Connie Willis

Feb 15, 2014 21:53

It's why I started reading in the first place: to find out what happened to Cinderella and to Peter Pan, to find out whether the twelve dancing princesses got caught, and whether Peter Rabbit made it out from under Mr. McGregor's flowerpot, and whether the prince was able to break the spell.

And it's still the reason I read, and I think the reason everybody reads. Forget subtext and symbolism and lofty, existential thees. We want to know - what happens to Elizabeth Bennet and Mr. Darcy and Frodo and Sam and Scout and the Yearling... We've got to know.

Why is it such a powerful desire, to know what happened? And what is it we really want to know? Is it what's going to happen to Frodo and Sam? Or what's going to happen to us?

Characters in stories grow up and go off on quests and fall in love and find out terrible things about their parents and even worse things about themselves and explore strange planets and travel through time and lose battles and win wars and give way to despair and solve mysteries and figure out what matters and find love and save the kingdom - and in the process they tell us about themselves. They show us what matters and what doesn't. They teach us what it means to be human. And tell us how our own stories might turn out...
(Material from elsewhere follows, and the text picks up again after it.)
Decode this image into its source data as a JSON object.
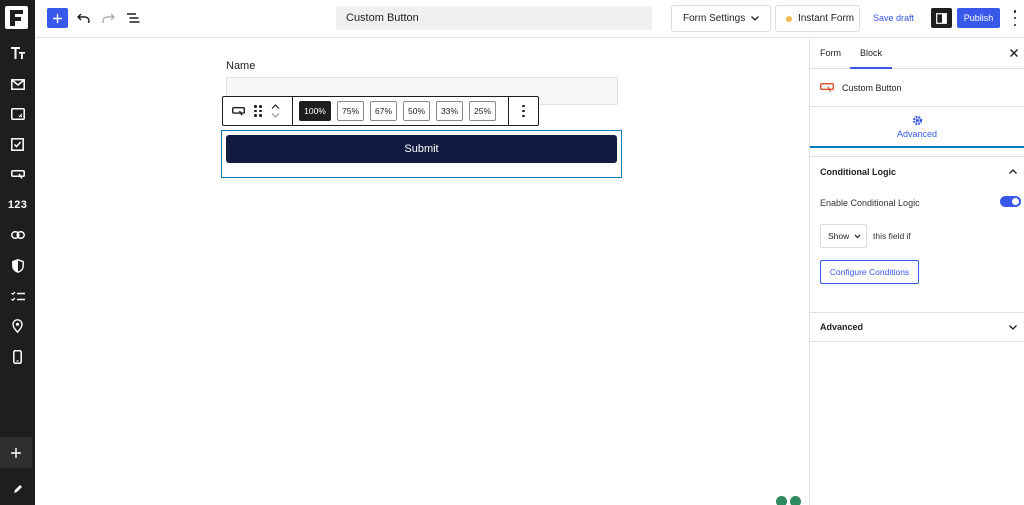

In Blackout and All Clear, the elderly Shakespearean actor Sir Godfrey asks the time-traveler Polly, "Did we win the war?" and when she says yes, meaning far more than just the war they're in at that moment, he asks, "Was it a comedy or a tragedy?" I think that's what we really want to know in the end. Is is a comedy? Or a tragedy? Or, horrible though, a TV show that gets canceled before it has a chance to wrap things up properly? Literature is the only thing that can tell us...

And no single book knows the whole answer... Every book we read... has a piece of the answer.

...That's why I read, and why I write, adding my own fragment to the tangle of clues, and will go on doing both until I can't anymore. To find out what happens. To find out what kind of story we're in.